何はともあれ、漬けなければならぬと言うのなら漬けるまでよ。
ってな流れで唐突な梅仕事が始まったのが3週間ほど前のこと。
詳細は省くが青梅のアク抜きをし熟成させ、乾燥を挟み軽く塩揉みをした後で塩漬けにする。
その重量 約20キロ・・・
二樽分。
因みに塩分は梅の重量に対して10%、いわゆる減塩梅干し。
個人的には梅干しを食う奴が塩分とか気にすんなと思うのだが、10%で頼まれたので致し方なし。
で、梅酢が上がってきた頃合いで赤紫蘇を投入。
茎を残さぬように葉だけをむしり、塩揉みをしてアクを抜く。
この作業が一番面倒臭いことこの上ないし、何で俺がこんなことをと心底嘆いた作業でもあったのだ。
もう二度とやりたくねぇ。
そんなことを思いながらも、アク抜きを終えた赤紫蘇を梅酢でほぐして梅の表面を覆っていく。

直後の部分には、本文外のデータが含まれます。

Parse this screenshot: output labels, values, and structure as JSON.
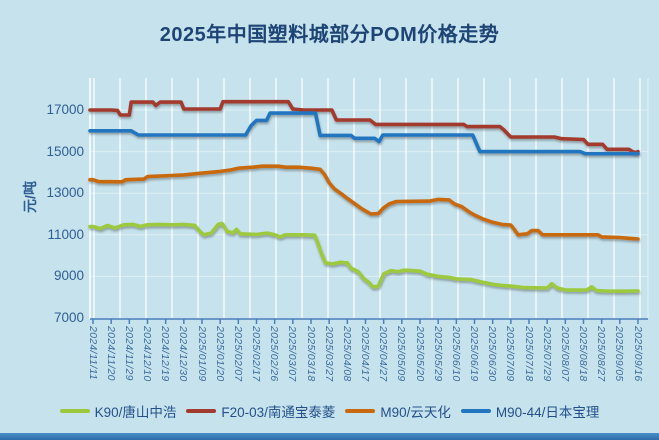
{
  "title": "2025年中国塑料城部分POM价格走势",
  "chart_data": {
    "type": "line",
    "title": "2025年中国塑料城部分POM价格走势",
    "xlabel": "",
    "ylabel": "元/吨",
    "ylim": [
      7000,
      18540
    ],
    "y_ticks": [
      7000,
      9000,
      11000,
      13000,
      15000,
      17000
    ],
    "grid": "vertical-white, faint-horizontal",
    "legend_position": "bottom",
    "x_labels": [
      "2024/11/11",
      "2024/11/20",
      "2024/11/29",
      "2024/12/10",
      "2024/12/19",
      "2024/12/30",
      "2025/01/09",
      "2025/01/20",
      "2025/02/07",
      "2025/02/17",
      "2025/02/26",
      "2025/03/07",
      "2025/03/18",
      "2025/03/27",
      "2025/04/08",
      "2025/04/17",
      "2025/04/27",
      "2025/05/09",
      "2025/05/20",
      "2025/05/29",
      "2025/06/10",
      "2025/06/19",
      "2025/06/30",
      "2025/07/09",
      "2025/07/18",
      "2025/07/29",
      "2025/08/07",
      "2025/08/18",
      "2025/08/27",
      "2025/09/05",
      "2025/09/16"
    ],
    "series": [
      {
        "name": "K90/唐山中浩",
        "color": "#9cc93c",
        "points": [
          [
            0,
            11400
          ],
          [
            0.4,
            11300
          ],
          [
            0.8,
            11450
          ],
          [
            1.2,
            11330
          ],
          [
            1.7,
            11480
          ],
          [
            2.2,
            11500
          ],
          [
            2.6,
            11400
          ],
          [
            3,
            11480
          ],
          [
            3.6,
            11500
          ],
          [
            4.4,
            11480
          ],
          [
            5,
            11500
          ],
          [
            5.6,
            11450
          ],
          [
            5.9,
            11150
          ],
          [
            6.1,
            11000
          ],
          [
            6.5,
            11080
          ],
          [
            6.9,
            11500
          ],
          [
            7.1,
            11550
          ],
          [
            7.4,
            11150
          ],
          [
            7.7,
            11100
          ],
          [
            7.9,
            11260
          ],
          [
            8.1,
            11050
          ],
          [
            9,
            11020
          ],
          [
            9.6,
            11080
          ],
          [
            10,
            11000
          ],
          [
            10.3,
            10900
          ],
          [
            10.6,
            11000
          ],
          [
            11.5,
            11000
          ],
          [
            12.2,
            10980
          ],
          [
            12.35,
            10650
          ],
          [
            12.6,
            10050
          ],
          [
            12.8,
            9650
          ],
          [
            13.2,
            9600
          ],
          [
            13.6,
            9680
          ],
          [
            14,
            9650
          ],
          [
            14.2,
            9400
          ],
          [
            14.6,
            9230
          ],
          [
            14.9,
            8900
          ],
          [
            15.2,
            8700
          ],
          [
            15.4,
            8500
          ],
          [
            15.7,
            8520
          ],
          [
            16,
            9120
          ],
          [
            16.4,
            9280
          ],
          [
            16.8,
            9230
          ],
          [
            17.1,
            9300
          ],
          [
            17.6,
            9280
          ],
          [
            18,
            9250
          ],
          [
            18.4,
            9100
          ],
          [
            19,
            9000
          ],
          [
            19.6,
            8950
          ],
          [
            20,
            8880
          ],
          [
            20.8,
            8850
          ],
          [
            21.3,
            8750
          ],
          [
            22,
            8620
          ],
          [
            22.6,
            8560
          ],
          [
            23.2,
            8520
          ],
          [
            23.7,
            8460
          ],
          [
            24.3,
            8450
          ],
          [
            25,
            8440
          ],
          [
            25.25,
            8650
          ],
          [
            25.55,
            8440
          ],
          [
            26,
            8350
          ],
          [
            26.8,
            8340
          ],
          [
            27.2,
            8350
          ],
          [
            27.45,
            8500
          ],
          [
            27.7,
            8320
          ],
          [
            28.2,
            8300
          ],
          [
            29,
            8290
          ],
          [
            30,
            8300
          ]
        ]
      },
      {
        "name": "F20-03/南通宝泰菱",
        "color": "#a23b2e",
        "points": [
          [
            0,
            17000
          ],
          [
            1,
            17000
          ],
          [
            1.35,
            16980
          ],
          [
            1.5,
            16760
          ],
          [
            2,
            16760
          ],
          [
            2.1,
            17380
          ],
          [
            3,
            17380
          ],
          [
            3.3,
            17380
          ],
          [
            3.45,
            17220
          ],
          [
            3.7,
            17380
          ],
          [
            4.85,
            17380
          ],
          [
            5,
            17050
          ],
          [
            7,
            17050
          ],
          [
            7.15,
            17400
          ],
          [
            10.75,
            17400
          ],
          [
            11,
            17050
          ],
          [
            11.6,
            17000
          ],
          [
            13.15,
            17000
          ],
          [
            13.4,
            16520
          ],
          [
            15.25,
            16520
          ],
          [
            15.55,
            16310
          ],
          [
            20.4,
            16310
          ],
          [
            20.6,
            16200
          ],
          [
            22.4,
            16200
          ],
          [
            22.6,
            16060
          ],
          [
            23,
            15700
          ],
          [
            25.4,
            15700
          ],
          [
            25.8,
            15620
          ],
          [
            27,
            15580
          ],
          [
            27.25,
            15350
          ],
          [
            28.05,
            15350
          ],
          [
            28.3,
            15110
          ],
          [
            29.5,
            15110
          ],
          [
            29.7,
            15000
          ],
          [
            29.85,
            14950
          ],
          [
            30,
            15000
          ]
        ]
      },
      {
        "name": "M90/云天化",
        "color": "#c8690f",
        "points": [
          [
            0,
            13650
          ],
          [
            0.3,
            13560
          ],
          [
            1.6,
            13550
          ],
          [
            1.8,
            13650
          ],
          [
            2.8,
            13680
          ],
          [
            3,
            13800
          ],
          [
            4.3,
            13850
          ],
          [
            5,
            13880
          ],
          [
            5.8,
            13950
          ],
          [
            6.4,
            14000
          ],
          [
            7,
            14050
          ],
          [
            7.6,
            14120
          ],
          [
            8,
            14200
          ],
          [
            8.8,
            14250
          ],
          [
            9.3,
            14300
          ],
          [
            10.2,
            14300
          ],
          [
            10.6,
            14250
          ],
          [
            11.3,
            14250
          ],
          [
            12,
            14200
          ],
          [
            12.5,
            14150
          ],
          [
            12.75,
            13900
          ],
          [
            13,
            13500
          ],
          [
            13.3,
            13200
          ],
          [
            13.7,
            12950
          ],
          [
            14,
            12750
          ],
          [
            14.4,
            12500
          ],
          [
            14.8,
            12250
          ],
          [
            15,
            12150
          ],
          [
            15.3,
            12000
          ],
          [
            15.7,
            12020
          ],
          [
            16,
            12300
          ],
          [
            16.3,
            12480
          ],
          [
            16.7,
            12600
          ],
          [
            18.5,
            12620
          ],
          [
            19,
            12700
          ],
          [
            19.6,
            12680
          ],
          [
            19.9,
            12480
          ],
          [
            20.3,
            12350
          ],
          [
            20.7,
            12100
          ],
          [
            21,
            11950
          ],
          [
            21.5,
            11750
          ],
          [
            22,
            11600
          ],
          [
            22.5,
            11500
          ],
          [
            23,
            11470
          ],
          [
            23.2,
            11250
          ],
          [
            23.4,
            11000
          ],
          [
            23.9,
            11050
          ],
          [
            24.15,
            11200
          ],
          [
            24.5,
            11200
          ],
          [
            24.75,
            11000
          ],
          [
            27.8,
            11000
          ],
          [
            28,
            10900
          ],
          [
            29,
            10870
          ],
          [
            29.5,
            10830
          ],
          [
            30,
            10800
          ]
        ]
      },
      {
        "name": "M90-44/日本宝理",
        "color": "#2176c0",
        "points": [
          [
            0,
            16000
          ],
          [
            2.1,
            16000
          ],
          [
            2.5,
            15800
          ],
          [
            8.4,
            15800
          ],
          [
            8.7,
            16250
          ],
          [
            9,
            16500
          ],
          [
            9.55,
            16500
          ],
          [
            9.75,
            16850
          ],
          [
            12.25,
            16850
          ],
          [
            12.5,
            15780
          ],
          [
            14.2,
            15780
          ],
          [
            14.4,
            15640
          ],
          [
            15.5,
            15640
          ],
          [
            15.75,
            15480
          ],
          [
            15.95,
            15800
          ],
          [
            20.9,
            15800
          ],
          [
            21.3,
            15000
          ],
          [
            26.8,
            15000
          ],
          [
            27.1,
            14900
          ],
          [
            30,
            14900
          ]
        ]
      }
    ]
  },
  "colors": {
    "background": "#c6e3ed",
    "title_text": "#1d4474",
    "axis_text": "#2f5e94",
    "x_label_text": "#3d6c9e",
    "legend_text": "#24508a",
    "x_axis_line": "#4a7ebb",
    "gridline": "#ffffff",
    "bottom_strip": "#3a7fc1"
  }
}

うむ、この赤紫蘇投入が今月の頭なので来月までは漬け込むことになるだろう。
そして来月の上旬、晴天が続く頃に三日ほど干して我が人生初めての梅仕事が完遂を迎える。
言うて冒頭に記した通り、俺は梅干しを食わない。
決して食えない訳ではないのだが、昔から酸っぱいものが苦手と言うか美味しいとは思わない。
なので必然的に美味しいとは思わない酸っぱいものを、わざわざ好きこのんで食うことなんてナイのだよ。
だがしかし、手塩にかけてしまったことで思いもよらぬ愛着が湧いてきてしまっている。
ガレージに行けばカビが生えてはいまいかと必ずチェックをし、均等に赤紫蘇色に染まって欲しいと願いながらその樽を揺らす。
長くなるので省いてはいるけれど、それぞれの量を測ったりパーセンテージを計算したり、重石の重さもその都度変えたりetc。
ああ、なんなんだ?
口にもしない梅干しの、その出来栄えが待ち遠しいなんてナンテコッタイ!!!